Abstract

The relative potency and interrelationship between vasoactive and natriuretic mediators are thought to be important in the transition from fetal to neonatal life. The relationship between urinary vasoactive factors and sodium excretion has not been adequately addressed in premature infants receiving indomethacin and ibuprofen for therapy of patent ductus arteriosus. Excretion rates of AVP, ET-1 and sodium were measured in premature infants with RDS receiving indomethacin or ibuprofen. Forty-four RDS premature infants (<34-week gestation) with PDA received either ibuprofen (n=22) in an initial dose of 10 mg/kg followed by two doses of 5 mg/kg each after 24 and 48 h or 3 doses at 12-h intervals of indomethacin (n=24), 0.2 mg/kg, infused continuously over a period of 15 min. Urinary ET-1, AVP and sodium excretion were measured before and after treatment. Indomethacin treatment caused a significant decrease in urinary ET-1 and AVP excretion (UET-1/Ucr 0.14+/-0.01 vs. 0.10+/-0.05 fenton/mmol; P<0.05; 24.42+/-6.18 vs. 12.63+/-3.06 pg/mmol; P<0.05, respectively), along with a significant reduction in urinary sodium (92.1+/-36.1 vs. 64.8+/-35.6 mmol/l; P<0.01), fractional excretion of sodium (6.8+/-37.1 vs. 4.5+/-37.1%; P<0.01) and urinary osmolality (276.2+/-103.9 vs. 226.4+/-60.3 mOsmol/kg; P<0.05).

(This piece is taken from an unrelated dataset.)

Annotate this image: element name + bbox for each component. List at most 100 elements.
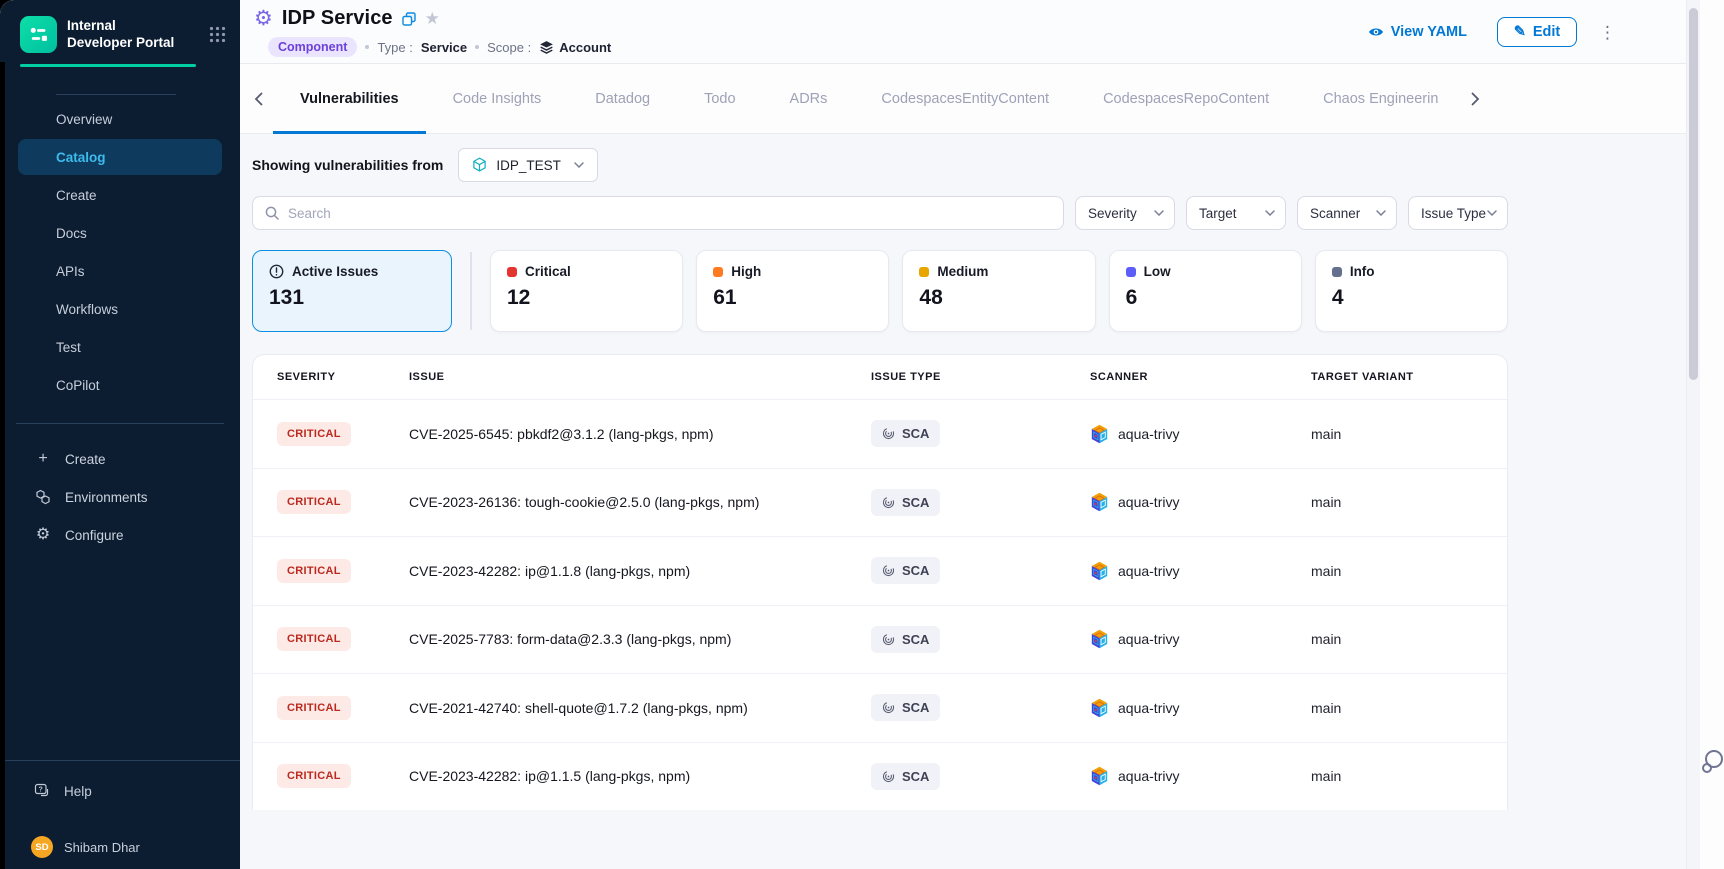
header-actions: View YAML ✎ Edit ⋮ — [1368, 17, 1616, 47]
col-target-variant: TARGET VARIANT — [1311, 371, 1507, 383]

Ibuprofen treatment caused a significant decrease in urinary AVP (UAVP/Ucr 24.5+/-3.4 vs. 16.3+/-2.04 pg/mmol; P<0.01), along with a significant decrease in urinary sodium (78.0+/-8.4 vs. 57.0+/-8.0 mmol/l; P<0.05) and in fractional excretion of sodium (7.5+/-1.3 vs. 3.9+/-3.0%; P<0.05), while it did not modify urinary ET-1 excretion. The association of renal ET-1 and AVP activity with sodium excretion in premature infants treated with indomethacin and ibuprofen supports the hypothesis that these factors may play a role in the physiologic changes in sodium excretion.